The day will come, if it hasn’t already, when you’ll be riding down the road, glance to the side, and see a car motoring along with no driver. Autonomous vehicles are on the way, and two Harvard initiatives are helping to prepare Boston, and beyond, for their smooth arrival.
A few years ago, when tech companies like Uber and Airbnb spread across the nation and beyond, they introduced rapid and irreversible changes in how people travel. As the firms’ simple apps rocketed their platforms to popularity, the local policymakers responsible for ensuring that corporations contribute to the public good were left far behind, playing catch-up.
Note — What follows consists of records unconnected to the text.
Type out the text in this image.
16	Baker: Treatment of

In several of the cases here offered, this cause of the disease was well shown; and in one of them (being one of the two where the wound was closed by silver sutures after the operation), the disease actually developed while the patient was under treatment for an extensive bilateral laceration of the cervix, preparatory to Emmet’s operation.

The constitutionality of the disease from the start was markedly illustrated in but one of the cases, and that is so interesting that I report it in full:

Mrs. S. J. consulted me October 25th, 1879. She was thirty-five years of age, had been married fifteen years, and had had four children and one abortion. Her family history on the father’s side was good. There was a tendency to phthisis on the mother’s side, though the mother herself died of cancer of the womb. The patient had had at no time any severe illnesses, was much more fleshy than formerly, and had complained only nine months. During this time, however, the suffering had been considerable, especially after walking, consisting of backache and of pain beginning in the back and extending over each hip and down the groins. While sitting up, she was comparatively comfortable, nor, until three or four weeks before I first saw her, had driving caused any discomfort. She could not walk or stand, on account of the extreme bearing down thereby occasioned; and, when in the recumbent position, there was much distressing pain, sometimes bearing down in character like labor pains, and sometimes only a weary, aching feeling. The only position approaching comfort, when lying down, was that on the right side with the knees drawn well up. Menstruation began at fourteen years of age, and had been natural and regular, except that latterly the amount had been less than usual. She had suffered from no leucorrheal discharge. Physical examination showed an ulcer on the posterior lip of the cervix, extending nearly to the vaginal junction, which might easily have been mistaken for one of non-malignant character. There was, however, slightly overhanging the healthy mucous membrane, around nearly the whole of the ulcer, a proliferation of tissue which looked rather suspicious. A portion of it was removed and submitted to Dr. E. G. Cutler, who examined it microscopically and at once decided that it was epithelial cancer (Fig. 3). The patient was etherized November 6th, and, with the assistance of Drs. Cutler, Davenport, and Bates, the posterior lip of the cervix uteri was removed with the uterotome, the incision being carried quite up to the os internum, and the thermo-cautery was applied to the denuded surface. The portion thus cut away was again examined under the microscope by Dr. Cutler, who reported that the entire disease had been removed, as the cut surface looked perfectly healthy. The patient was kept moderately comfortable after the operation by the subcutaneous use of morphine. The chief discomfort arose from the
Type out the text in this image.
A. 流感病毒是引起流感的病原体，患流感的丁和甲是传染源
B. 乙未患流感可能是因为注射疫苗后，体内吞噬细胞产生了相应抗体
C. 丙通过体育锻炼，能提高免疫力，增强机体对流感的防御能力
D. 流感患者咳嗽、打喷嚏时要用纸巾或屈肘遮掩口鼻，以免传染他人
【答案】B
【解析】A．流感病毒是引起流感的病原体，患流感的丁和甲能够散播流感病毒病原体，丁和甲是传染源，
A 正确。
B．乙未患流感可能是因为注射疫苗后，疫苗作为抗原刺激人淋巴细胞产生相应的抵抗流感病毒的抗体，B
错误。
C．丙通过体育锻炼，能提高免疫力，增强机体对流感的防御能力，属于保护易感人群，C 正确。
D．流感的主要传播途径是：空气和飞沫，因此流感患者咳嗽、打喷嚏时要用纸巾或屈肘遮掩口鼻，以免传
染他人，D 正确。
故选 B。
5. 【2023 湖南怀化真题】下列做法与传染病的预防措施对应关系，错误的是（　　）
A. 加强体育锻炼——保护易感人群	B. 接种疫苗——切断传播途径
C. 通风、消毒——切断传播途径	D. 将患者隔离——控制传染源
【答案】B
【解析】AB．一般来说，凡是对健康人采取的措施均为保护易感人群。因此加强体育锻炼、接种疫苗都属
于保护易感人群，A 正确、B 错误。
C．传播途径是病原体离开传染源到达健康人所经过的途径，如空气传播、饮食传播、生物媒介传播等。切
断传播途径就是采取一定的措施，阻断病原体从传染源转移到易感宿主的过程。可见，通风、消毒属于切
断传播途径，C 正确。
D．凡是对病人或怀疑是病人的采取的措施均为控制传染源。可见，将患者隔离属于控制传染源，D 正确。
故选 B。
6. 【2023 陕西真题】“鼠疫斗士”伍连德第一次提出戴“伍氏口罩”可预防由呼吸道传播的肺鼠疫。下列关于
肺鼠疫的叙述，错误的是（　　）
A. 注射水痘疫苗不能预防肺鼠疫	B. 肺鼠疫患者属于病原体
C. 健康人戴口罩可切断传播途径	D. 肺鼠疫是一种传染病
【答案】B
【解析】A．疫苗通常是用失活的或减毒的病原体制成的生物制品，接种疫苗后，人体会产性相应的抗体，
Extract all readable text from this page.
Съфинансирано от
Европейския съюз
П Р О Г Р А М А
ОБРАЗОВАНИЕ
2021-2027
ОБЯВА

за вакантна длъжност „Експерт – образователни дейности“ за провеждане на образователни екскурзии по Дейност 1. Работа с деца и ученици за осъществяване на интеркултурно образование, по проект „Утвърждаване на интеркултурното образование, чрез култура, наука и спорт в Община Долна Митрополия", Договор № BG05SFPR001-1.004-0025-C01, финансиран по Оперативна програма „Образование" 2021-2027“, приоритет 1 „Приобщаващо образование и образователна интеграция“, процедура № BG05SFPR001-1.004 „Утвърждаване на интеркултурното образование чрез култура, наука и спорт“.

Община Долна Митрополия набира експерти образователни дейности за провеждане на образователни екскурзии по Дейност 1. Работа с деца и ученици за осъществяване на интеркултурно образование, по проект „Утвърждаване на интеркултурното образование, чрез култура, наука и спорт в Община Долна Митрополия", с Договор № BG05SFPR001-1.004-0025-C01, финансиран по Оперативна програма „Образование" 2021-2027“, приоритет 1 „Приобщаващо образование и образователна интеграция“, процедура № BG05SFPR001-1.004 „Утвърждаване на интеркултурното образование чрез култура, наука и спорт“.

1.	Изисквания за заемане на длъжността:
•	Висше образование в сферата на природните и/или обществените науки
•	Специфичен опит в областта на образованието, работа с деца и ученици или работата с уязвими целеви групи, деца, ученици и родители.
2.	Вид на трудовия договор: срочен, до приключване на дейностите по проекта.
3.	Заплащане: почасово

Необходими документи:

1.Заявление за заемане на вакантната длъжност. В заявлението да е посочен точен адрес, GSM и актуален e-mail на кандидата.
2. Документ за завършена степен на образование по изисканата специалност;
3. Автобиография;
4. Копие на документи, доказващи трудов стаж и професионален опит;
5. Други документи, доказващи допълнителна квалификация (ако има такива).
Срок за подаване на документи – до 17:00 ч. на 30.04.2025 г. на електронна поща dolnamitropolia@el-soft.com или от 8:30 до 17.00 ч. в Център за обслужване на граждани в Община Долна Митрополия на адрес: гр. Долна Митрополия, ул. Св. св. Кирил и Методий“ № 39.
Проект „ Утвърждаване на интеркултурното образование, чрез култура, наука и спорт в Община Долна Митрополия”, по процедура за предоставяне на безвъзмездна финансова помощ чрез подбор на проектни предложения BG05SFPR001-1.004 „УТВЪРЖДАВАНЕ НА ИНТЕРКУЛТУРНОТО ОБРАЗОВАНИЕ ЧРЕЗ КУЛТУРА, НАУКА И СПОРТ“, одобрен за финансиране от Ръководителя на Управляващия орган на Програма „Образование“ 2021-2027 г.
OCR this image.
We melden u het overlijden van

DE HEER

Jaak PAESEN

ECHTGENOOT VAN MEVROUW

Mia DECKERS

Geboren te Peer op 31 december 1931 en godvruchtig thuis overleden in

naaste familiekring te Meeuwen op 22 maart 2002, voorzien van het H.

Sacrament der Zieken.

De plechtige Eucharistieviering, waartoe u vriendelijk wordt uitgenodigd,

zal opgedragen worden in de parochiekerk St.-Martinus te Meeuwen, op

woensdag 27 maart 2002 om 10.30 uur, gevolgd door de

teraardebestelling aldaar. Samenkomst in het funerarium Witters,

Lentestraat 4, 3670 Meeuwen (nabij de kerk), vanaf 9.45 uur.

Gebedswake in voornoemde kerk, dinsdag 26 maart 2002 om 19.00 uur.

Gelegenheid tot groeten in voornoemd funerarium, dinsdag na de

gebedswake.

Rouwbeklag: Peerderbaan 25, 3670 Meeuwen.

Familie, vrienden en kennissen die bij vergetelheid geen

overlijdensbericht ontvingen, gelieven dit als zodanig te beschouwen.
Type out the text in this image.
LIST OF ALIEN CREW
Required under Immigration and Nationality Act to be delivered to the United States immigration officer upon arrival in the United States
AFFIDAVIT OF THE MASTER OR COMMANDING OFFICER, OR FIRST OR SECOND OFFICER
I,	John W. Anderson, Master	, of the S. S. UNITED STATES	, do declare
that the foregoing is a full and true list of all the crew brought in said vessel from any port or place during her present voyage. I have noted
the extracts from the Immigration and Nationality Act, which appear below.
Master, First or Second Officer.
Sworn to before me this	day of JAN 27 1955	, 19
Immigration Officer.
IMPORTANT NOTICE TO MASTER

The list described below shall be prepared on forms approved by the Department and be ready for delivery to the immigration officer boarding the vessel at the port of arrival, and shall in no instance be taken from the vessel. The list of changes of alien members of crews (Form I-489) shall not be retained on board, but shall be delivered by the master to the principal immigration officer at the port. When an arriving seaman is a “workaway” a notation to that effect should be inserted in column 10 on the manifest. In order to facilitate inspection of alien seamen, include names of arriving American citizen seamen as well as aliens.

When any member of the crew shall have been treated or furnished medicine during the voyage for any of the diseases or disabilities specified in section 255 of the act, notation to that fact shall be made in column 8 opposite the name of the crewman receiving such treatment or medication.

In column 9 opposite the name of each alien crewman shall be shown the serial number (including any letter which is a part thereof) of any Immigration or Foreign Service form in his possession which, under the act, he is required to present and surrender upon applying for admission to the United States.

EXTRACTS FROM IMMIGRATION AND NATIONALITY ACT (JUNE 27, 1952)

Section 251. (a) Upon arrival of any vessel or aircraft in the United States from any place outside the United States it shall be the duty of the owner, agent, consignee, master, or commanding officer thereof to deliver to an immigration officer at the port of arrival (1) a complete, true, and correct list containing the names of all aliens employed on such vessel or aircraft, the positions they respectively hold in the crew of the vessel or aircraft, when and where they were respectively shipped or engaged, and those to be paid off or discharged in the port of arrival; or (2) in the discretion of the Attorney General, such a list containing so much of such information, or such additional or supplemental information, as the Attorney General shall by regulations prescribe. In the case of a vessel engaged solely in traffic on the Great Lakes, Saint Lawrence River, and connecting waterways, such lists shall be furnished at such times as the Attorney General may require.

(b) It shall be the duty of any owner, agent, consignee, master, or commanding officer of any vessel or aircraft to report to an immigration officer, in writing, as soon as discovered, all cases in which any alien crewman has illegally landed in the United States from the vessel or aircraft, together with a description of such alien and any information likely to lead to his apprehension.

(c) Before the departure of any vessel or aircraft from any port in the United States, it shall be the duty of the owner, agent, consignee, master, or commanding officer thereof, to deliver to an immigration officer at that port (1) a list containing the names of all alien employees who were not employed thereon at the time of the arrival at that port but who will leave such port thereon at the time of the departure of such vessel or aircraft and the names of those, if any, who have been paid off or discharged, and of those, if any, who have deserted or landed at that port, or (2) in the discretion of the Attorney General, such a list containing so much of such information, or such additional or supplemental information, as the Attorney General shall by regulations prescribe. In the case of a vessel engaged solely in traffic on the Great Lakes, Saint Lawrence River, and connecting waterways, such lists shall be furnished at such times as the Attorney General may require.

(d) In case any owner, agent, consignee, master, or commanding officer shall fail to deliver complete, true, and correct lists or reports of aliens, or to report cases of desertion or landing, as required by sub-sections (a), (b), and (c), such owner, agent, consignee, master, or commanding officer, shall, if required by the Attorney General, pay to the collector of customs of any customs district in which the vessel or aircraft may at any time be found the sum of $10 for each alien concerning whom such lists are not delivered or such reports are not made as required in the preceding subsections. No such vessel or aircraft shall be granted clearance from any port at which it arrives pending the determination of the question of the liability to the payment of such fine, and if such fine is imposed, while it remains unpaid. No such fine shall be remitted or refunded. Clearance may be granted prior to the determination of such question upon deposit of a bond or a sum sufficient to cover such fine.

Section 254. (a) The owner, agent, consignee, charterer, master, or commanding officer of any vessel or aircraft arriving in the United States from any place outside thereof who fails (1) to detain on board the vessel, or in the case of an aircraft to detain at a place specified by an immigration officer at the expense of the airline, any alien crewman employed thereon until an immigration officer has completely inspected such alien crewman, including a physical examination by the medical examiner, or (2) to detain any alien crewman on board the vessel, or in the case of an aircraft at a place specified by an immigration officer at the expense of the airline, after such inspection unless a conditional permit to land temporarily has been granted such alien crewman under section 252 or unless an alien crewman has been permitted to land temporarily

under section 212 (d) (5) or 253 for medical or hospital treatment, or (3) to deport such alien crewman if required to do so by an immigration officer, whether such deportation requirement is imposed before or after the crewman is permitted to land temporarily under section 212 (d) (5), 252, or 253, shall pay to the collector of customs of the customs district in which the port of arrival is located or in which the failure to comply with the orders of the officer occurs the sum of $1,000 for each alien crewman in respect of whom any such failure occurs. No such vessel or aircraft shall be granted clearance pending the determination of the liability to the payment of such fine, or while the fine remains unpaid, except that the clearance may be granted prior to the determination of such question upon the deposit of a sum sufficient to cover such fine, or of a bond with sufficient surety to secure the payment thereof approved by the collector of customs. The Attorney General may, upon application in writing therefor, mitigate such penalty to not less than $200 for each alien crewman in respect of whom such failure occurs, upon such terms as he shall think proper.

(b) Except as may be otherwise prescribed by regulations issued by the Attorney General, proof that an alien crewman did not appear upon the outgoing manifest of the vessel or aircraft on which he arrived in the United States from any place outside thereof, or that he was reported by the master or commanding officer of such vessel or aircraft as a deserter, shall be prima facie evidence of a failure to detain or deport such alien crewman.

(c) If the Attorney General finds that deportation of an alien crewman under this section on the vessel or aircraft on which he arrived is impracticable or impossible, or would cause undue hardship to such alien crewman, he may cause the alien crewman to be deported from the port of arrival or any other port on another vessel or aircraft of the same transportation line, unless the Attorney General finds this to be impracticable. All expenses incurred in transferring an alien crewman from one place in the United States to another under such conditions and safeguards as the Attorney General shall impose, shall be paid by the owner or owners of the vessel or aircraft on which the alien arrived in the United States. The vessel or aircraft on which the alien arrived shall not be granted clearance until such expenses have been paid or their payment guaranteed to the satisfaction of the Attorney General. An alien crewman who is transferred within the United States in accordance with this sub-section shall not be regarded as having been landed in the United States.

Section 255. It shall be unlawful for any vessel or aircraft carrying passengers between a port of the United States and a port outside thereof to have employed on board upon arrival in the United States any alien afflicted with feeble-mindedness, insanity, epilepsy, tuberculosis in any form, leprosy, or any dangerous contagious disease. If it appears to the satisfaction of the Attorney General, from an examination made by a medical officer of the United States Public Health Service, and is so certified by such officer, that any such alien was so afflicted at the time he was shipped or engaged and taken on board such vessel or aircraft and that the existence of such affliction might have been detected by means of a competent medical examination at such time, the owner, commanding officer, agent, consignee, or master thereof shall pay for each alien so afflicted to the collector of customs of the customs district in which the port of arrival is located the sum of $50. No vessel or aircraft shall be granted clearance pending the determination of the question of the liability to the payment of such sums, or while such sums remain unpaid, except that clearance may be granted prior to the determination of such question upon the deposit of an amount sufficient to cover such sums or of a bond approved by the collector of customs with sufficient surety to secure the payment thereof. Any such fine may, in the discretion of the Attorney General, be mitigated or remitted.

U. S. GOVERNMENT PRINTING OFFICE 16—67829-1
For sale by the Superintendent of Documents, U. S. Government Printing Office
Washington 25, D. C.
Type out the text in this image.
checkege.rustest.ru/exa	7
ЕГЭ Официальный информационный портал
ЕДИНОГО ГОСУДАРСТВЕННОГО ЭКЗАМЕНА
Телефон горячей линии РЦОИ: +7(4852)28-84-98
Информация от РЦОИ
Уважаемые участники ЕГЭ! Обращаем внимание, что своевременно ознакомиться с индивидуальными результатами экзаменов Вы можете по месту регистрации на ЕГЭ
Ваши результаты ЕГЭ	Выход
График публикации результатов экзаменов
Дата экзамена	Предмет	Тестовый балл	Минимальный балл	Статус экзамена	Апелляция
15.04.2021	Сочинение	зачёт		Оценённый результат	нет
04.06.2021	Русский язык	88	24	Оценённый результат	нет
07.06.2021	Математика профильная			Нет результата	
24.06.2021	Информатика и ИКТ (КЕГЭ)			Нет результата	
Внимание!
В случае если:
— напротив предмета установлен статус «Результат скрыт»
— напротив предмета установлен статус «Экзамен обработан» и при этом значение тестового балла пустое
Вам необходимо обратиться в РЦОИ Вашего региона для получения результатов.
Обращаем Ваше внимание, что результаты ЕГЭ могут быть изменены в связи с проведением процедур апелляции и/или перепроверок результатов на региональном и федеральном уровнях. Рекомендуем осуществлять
Policymakers around the globe grappled unevenly with these sudden technological shifts. In Hungary, lawmakers blocked Uber, and in Boston lawmakers passed tough laws on short-term housing rentals. Last summer, Cambridge officials ordered Bird, a dockless electric scooter rental company overseen by an app, to remove its scooters after it arrived without an agreement to operate. Now, as autonomous vehicles (AVs) are increasingly rolling through some American cities, policymakers are looking to avoid the past mistakes of reacting after the arrival of disruptive technology, and instead they’re planning for it.
They hope that, with thoughtful policies in place, self-driving cars will debut in a way that provides real public value. Their potential to improve civic life is great, including by reducing road deaths, increasing mobility for the elderly and disabled, and boosting transit in areas with little current access. At the same time, policymakers are wary of potential problems, such as increased road congestion, inequitable pricing and availability, and the loss of public revenue in a future with less need for metered parking and fewer traffic violations.
Current Harvard efforts are helping government officials to frame their early policies around AVs and provide recommendations for useful future laws. The efforts range from marathon discussion sessions in four locations, including Boston, to Harvard students tackling similar issues with Boston officials.
Here’s a look at these futuristic yet pragmatic Harvard efforts:
From craziness to preparing for a coming reality
Like many people, when Harvard lecturer in public policy Mark Fagan first heard the buzz around autonomous vehicles, he wrote it off as wishful thinking. That line of thinking, however, didn’t last long. “I just became convinced from talking to people that it wasn’t crazy, and it was really going to happen, and we ought to be ahead of it,” Fagan said.
As head of the new Autonomous Vehicle Policy Initiative at the Harvard Kennedy School’s (HKS) Taubman Center for State and Local Government, Fagan is working to do just that, help officials craft policies while the technology is still emerging.
“What cities and towns are trying to do with AVs is plan in advance so that they bring them logically to the market in a way that supports public value as opposed to just private value,” Fagan said.
As part of their early effort, Fagan and Rafael Carbonell, executive director of the Taubman Center, reached out to the city of Boston, which has been a test bed for self-driving cars and was looking to dive deeper into the policy side. The pair worked with the city to convene more than 40 representatives from the business, technology, community, and transit sectors to conduct an exercise developed by Fagan called a policy scrum, an intensive session in the mold of a design sprint or hackathon. Completed over two days, the exercise helps officials fast-track their thinking on issues. The hope is they’ll leave a session with strategy options to shape policy.
For Boston, the priority was looking at how to encourage shared rides and vehicles within autonomous vehicle technology. In its Go Boston 2030 transportation plan, the city has endorsed using shared fleets of self-driving vehicles to reduce congestion.